Le Conseil constitutionnel a rappelé dans sa décision sur la loi Duplomb que la Constitution s’oppose à un usage manifestement excessif du droit d’amendement. Ce contrôle s’appuie sur la nécessité affirmée, depuis longtemps maintenant, de préserver « le bon déroulement du débat démocratique et, partant, le bon fonctionnement des pouvoirs publics constitutionnels ». Il pourrait alors légitimement être avancé que l’usage détourné du droit d’amendement ou de la motion de rejet préalable entrave le bon déroulement du débat démocratique.

Toutefois, conformément à une décision de 1995 analogue, le juge n’a pas censuré cette loi pour vice de procédure. Il a considéré qu’au « regard des conditions générales du débat », cet usage ne s’opposait ni au droit d’amendement ni à l’exigence de clarté et de sincérité du débat parlementaire.

Le contrôle exercé par le Conseil constitutionnel sur les conditions d’adoption de la loi aboutit rarement à une censure de la loi, et ce, pour plusieurs raisons.

Tout d’abord, la prise en compte « des conditions générales du débat » dissuade le Conseil constitutionnel de s’opposer à un usage détourné d’une procédure parlementaire (comme la motion de rejet préalable dans la loi Duplomb), dès lors qu’elle répond à une stratégie d’obstruction. On retrouve cette position de retrait du Conseil constitutionnel sur des lois adoptées dans un climat politique tendu à l’Assemblée nationale dans la décision rendue sur la réforme des retraites de 2023 faisant référence « aux conditions générales du débat marqué par le dépôt d’un nombre exceptionnellement élevé d’amendements ».

Ensuite, si l’obstruction parlementaire apparaît choquante lorsqu’elle est mise en œuvre, il n’en demeure pas moins qu’elle est difficile à sanctionner juridiquement. Aucun texte juridique ne définit ce qu’est une obstruction parlementaire : à partir de quel moment peut-on qualifier une obstruction parlementaire ? Lorsque les parlementaires proposent, par de multiples amendements, de modifier le titre d’une proposition de loi afin d’empêcher la discussion sur le fond, faut-il pour autant interdire de manière générale aux parlementaires de modifier des intitulés ? En outre, l’obstruction parlementaire venant principalement de l’opposition, cet argument est rarement invoqué devant le juge constitutionnel lors de recours formés par l’opposition elle-même…

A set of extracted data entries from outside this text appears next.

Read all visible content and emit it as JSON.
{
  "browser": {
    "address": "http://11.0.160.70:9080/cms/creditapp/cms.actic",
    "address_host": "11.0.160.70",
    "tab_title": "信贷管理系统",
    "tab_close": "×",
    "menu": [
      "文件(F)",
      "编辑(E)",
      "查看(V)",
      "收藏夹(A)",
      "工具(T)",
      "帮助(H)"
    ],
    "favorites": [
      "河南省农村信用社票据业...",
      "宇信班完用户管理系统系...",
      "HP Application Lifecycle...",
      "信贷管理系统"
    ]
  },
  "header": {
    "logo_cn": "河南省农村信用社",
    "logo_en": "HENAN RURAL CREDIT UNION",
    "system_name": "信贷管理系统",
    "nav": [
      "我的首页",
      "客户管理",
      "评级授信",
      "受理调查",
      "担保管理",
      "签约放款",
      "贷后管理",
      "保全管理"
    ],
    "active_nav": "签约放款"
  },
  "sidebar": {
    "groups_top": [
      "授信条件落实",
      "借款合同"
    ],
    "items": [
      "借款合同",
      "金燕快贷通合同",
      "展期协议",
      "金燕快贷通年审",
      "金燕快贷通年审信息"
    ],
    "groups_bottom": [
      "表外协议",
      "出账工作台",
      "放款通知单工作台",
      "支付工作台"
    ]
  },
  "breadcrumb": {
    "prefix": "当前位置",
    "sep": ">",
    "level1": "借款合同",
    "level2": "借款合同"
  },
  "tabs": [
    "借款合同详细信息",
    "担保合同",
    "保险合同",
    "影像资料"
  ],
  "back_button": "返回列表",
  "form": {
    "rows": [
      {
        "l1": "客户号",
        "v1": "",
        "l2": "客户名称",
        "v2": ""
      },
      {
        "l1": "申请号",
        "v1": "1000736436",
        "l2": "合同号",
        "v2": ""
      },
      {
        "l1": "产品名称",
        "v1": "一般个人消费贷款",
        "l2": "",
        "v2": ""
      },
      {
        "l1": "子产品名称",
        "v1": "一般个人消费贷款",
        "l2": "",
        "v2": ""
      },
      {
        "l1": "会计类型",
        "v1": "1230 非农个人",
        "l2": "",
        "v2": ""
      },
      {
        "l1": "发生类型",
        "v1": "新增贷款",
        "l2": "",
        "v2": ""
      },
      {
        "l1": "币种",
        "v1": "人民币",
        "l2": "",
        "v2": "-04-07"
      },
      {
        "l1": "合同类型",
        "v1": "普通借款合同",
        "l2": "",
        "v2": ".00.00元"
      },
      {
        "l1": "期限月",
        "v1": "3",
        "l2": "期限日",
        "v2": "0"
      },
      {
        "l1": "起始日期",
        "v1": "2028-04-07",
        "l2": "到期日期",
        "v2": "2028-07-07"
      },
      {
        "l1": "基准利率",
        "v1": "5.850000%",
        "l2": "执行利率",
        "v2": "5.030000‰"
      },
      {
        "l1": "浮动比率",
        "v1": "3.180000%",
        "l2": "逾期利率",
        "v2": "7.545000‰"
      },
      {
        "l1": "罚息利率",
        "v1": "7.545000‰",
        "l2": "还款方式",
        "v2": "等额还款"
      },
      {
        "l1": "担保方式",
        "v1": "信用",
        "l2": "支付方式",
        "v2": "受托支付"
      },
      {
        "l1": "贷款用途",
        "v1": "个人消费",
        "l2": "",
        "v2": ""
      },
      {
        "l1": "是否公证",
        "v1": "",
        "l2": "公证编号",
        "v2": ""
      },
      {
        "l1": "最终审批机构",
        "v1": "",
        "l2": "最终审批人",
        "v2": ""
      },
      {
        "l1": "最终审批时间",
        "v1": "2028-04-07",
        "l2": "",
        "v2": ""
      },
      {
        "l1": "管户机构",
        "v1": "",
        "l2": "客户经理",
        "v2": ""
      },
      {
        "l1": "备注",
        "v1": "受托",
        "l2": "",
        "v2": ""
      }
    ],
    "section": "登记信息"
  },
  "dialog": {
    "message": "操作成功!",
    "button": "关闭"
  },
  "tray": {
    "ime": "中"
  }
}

Enfin, lorsque la loi est entachée de ces vices de procédure, cela implique logiquement une censure totale. Or, la légitimité du Conseil constitutionnel est généralement contestée lors de censures de lois particulièrement médiatiques, comme le montre, d’ailleurs, la décision du Conseil constitutionnel sur la loi Duplomb à propos de la censure de la possible autorisation du recours à l’acétamipride. Pour des cas de détournement de procédure, qui ne sont pas formellement contraires à la lettre de la Constitution (même s’ils s’opposent au règlement de l’Assemblée nationale), le Conseil constitutionnel est réticent à susciter une critique du gouvernement des juges qui n’en demanderait pas tant.

Si toutes ces raisons sont compréhensibles, il n’en demeure pas moins que la timidité du Conseil constitutionnel suscite un sentiment d’inachevé. Le contrôle du Conseil apparaît en effet comme la seule solution envisageable, en l’absence d’une possible révision de la Constitution dans la configuration politique actuelle (cf. les conditions posées par l’article 89 de la Constitution), pour préserver le fonctionnement de la démocratie représentative.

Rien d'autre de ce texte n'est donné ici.